With regard to fluoride, there have been genuine concerns raised regarding risks of bone disease, thyroid disease, brain disease and cancer. While these issues have been settled, they continue to be emphasized by those who oppose fluoride. Some of this continued emphasis is based on inappropriate interpretations of studies in rats or from humans who have fluoride poisoning or live in areas where there are extremely high concentrations of fluoride naturally occurring in the water or diet. Obviously the medical and public health science community has put a lot of effort into being sure that this is not the case at the doses being used to adjust natural levels in water. Safety has been the subject of major assessments by many health authorities in Western countries. It is clear that there is no risk of such disorders at the doses of fluoride being used and extensive epidemiological surveys have repeatedly confirmed this to be the case.

So why does this concern continue? The misuse or inappropriate and alarmist use of science is a classic example of science being a proxy for values debates. Others, who have a more skeptical view of the medical-scientific sector, have seen this as some bizarre form of conspiracy. Alternatively, it could be that it simply provides a platform for people looking for a cause to fight because of their personal ideology.

The scientific basis for stating that fluoride in water (at the concentrations recommended) is a safe and very effective approach to improving dental health is clear. Where there is debate, it is with the values-based issues, even though these can be overstated. Sadly, rather than having dialogue on such values issues which is a proper discourse for society, the debate has been hijacked by a misinterpretation of science. Such values debates are critical for a healthy democracy, but they cannot proceed usefully if the debate is shifted inappropriately to another domain.

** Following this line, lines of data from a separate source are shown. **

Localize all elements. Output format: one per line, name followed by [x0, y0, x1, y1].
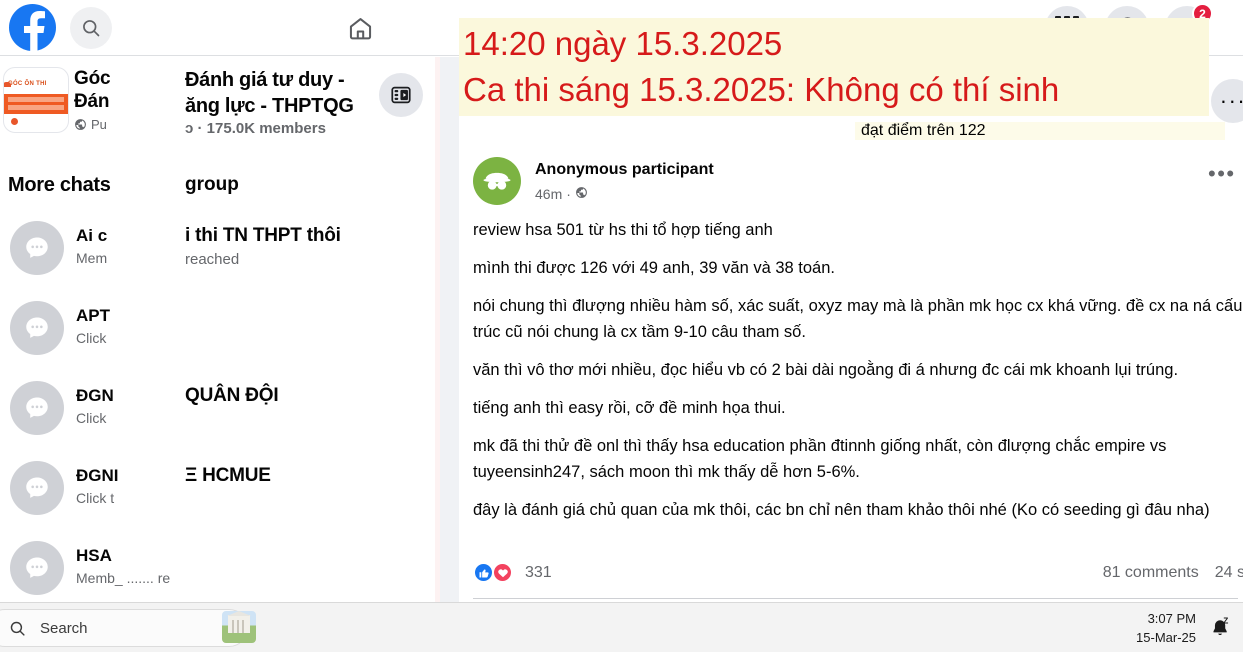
screen: 2 GÓC ÔN THI Góc Đán Pu More chats Ai c … [0, 0, 1243, 652]
post-paragraph: đây là đánh giá chủ quan của mk thôi, cá… [473, 501, 1210, 519]
chat-item-subtitle: Click [76, 410, 107, 426]
group-title-line1: Đánh giá tư duy - [185, 69, 345, 91]
chat-item-subtitle: Click t [76, 490, 115, 506]
more-chats-heading: More chats [8, 174, 111, 196]
column-divider [435, 57, 459, 602]
search-placeholder: Search [40, 619, 88, 637]
group-title-line2: ăng lực - THPTQG [185, 95, 354, 117]
comments-count[interactable]: 81 comments [1103, 564, 1199, 582]
chat-list: Ai c Mem APT Click ĐGN Click ĐGNI Click … [0, 212, 170, 602]
annotation-line-1: 14:20 ngày 15.3.2025 [463, 25, 783, 62]
chat-sidebar: GÓC ÔN THI Góc Đán Pu More chats Ai c Me… [0, 57, 170, 602]
clock-date: 15-Mar-25 [1136, 630, 1196, 645]
chat-list-item[interactable]: APT Click [0, 292, 170, 372]
chat-avatar-icon [10, 221, 64, 275]
post-time-value: 46m [535, 186, 563, 202]
engagement-counts: 81 comments 24 share [1103, 564, 1243, 582]
annotation-line-3: đạt điểm trên 122 [861, 122, 986, 139]
group-panel-icon[interactable] [379, 73, 423, 117]
post-engagement-bar: 331 81 comments 24 share [473, 557, 1243, 599]
reaction-summary[interactable]: 331 [473, 562, 552, 583]
group-column: Đánh giá tư duy - ăng lực - THPTQG ɔ · 1… [170, 57, 435, 602]
reaction-count: 331 [525, 563, 552, 581]
divider-edge [435, 57, 440, 602]
group-thumb-label: GÓC ÔN THI [4, 81, 47, 87]
chat-item-title: ĐGNI [76, 466, 119, 485]
post-author-name[interactable]: Anonymous participant [535, 161, 714, 179]
group-thumb-band [4, 94, 68, 114]
building-column [242, 620, 244, 633]
group-name-line1: Góc [74, 68, 111, 89]
like-icon [473, 562, 494, 583]
search-icon [9, 620, 26, 637]
search-input[interactable]: Search [0, 609, 248, 647]
group-privacy: Pu [74, 117, 107, 132]
group-thumb-dot [11, 118, 18, 125]
chat-item-title: ĐGN [76, 386, 114, 405]
annotation-overlay-line3: đạt điểm trên 122 [855, 122, 1225, 140]
chat-item-title: APT [76, 306, 110, 325]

The Ministry of Health and its expert dental, public health and scientific advisors have been well positioned to opine on the science. Indeed their conclusions are in accord with other major scientific and public health authorities that have looked at the question repeatedly. But irrespective of the conclusions that the scientific community has reached, scientists do not have a privileged position within a values debate beyond clarifying when science is being misused. Such values based debates should focus on any real issues of contention and be resolved through the political process – whether local or nationally.